RACE (Remote Applications in Challenging Environments) was founded in 2014 as part of the UK Atomic Energy Authority (UKAEA) fusion research and development programme - to create robots for operating in some of the most challenging environments imaginable.

UKAEA’s wider mission is to lead the commercial development of fusion power and related technology, and position the UK as a leader in sustainable energy. Based at Culham Campus near Oxford and at a new technology facility in South Yorkshire, UKAEA runs the UK’s fusion research programme and operated the Joint European Torus (JET) fusion experiment on behalf of scientists from 28 European countries, until its closure in 2023. Now UKAEA is responsible for decommissioning JET.

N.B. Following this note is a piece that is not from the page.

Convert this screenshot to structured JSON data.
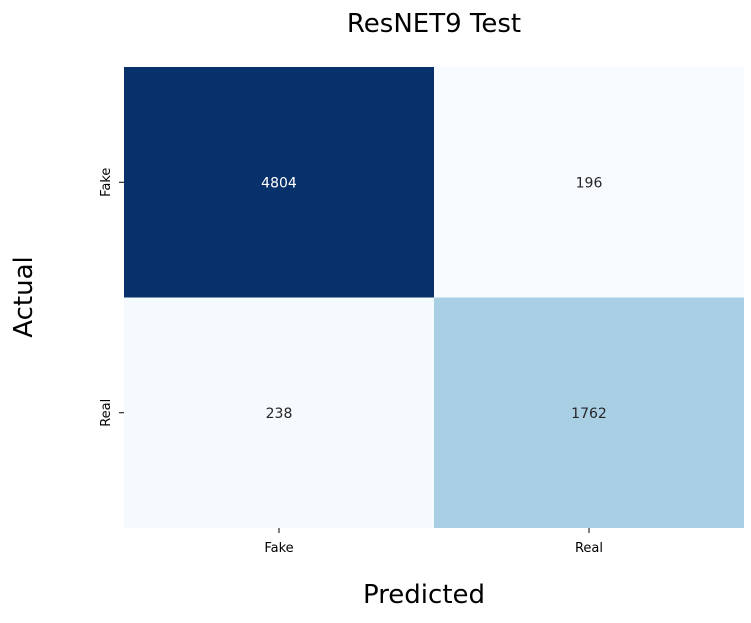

UKAEA is expanding its technology capabilities, to ensure the UK remains at the forefront of fusion research and development - providing key research support for the UK’s own future fusion powerplant - STEP Fusion.

Academic Criteria

Candidates should hold or expect to gain a first-class degree or a good 2.1 (or their equivalent) in Engineering or a related subject.

Desirable skills include robotics, Deep Learning, programming in Python, mechatronics, and related.

Applicants whose first language is not English will be required to demonstrate proficiency in the English language (IELTS 6.5 or equivalent)

Contact for further information

Please contact Dr Ze Ji (jiz1@cardiff.ac.uk) to informally discuss this opportunity

How to apply

Applicants should submit an application for postgraduate study via the Cardiff University webpages (http://www.cardiff.ac.uk/study/postgraduate/research/programmes/programme/engineering) including;

• an upload of your CV
• a personal statement/covering letter
• two references (applicants are recommended to have a third academic referee, if the two academic referees are within the same department/school)
• Current academic transcripts

Applicants should select Doctor of Philosophy (Engineering), with a start date October 2026.

In the research proposal section of your application, please specify the project title and supervisors of this project and copy the project description in the text box provided. In the funding section, please select "I will be applying for a scholarship / grant" and specify that you are applying for advertised funding, reference ZJ RACE 26

Deadline for applications

30th June 2026. We may however close this opportunity earlier if a suitable candidate is identified.

Funding Notes

Tuition fees at the Home rate are covered by the University (£5,006 in 2025/6) and an annual stipend equivalent to current Research Council rates is provided (£20,780 stipend for academic year 2025/6)

Eligibility Full funding is currently available to Home applicants only on a 3 years full time basis.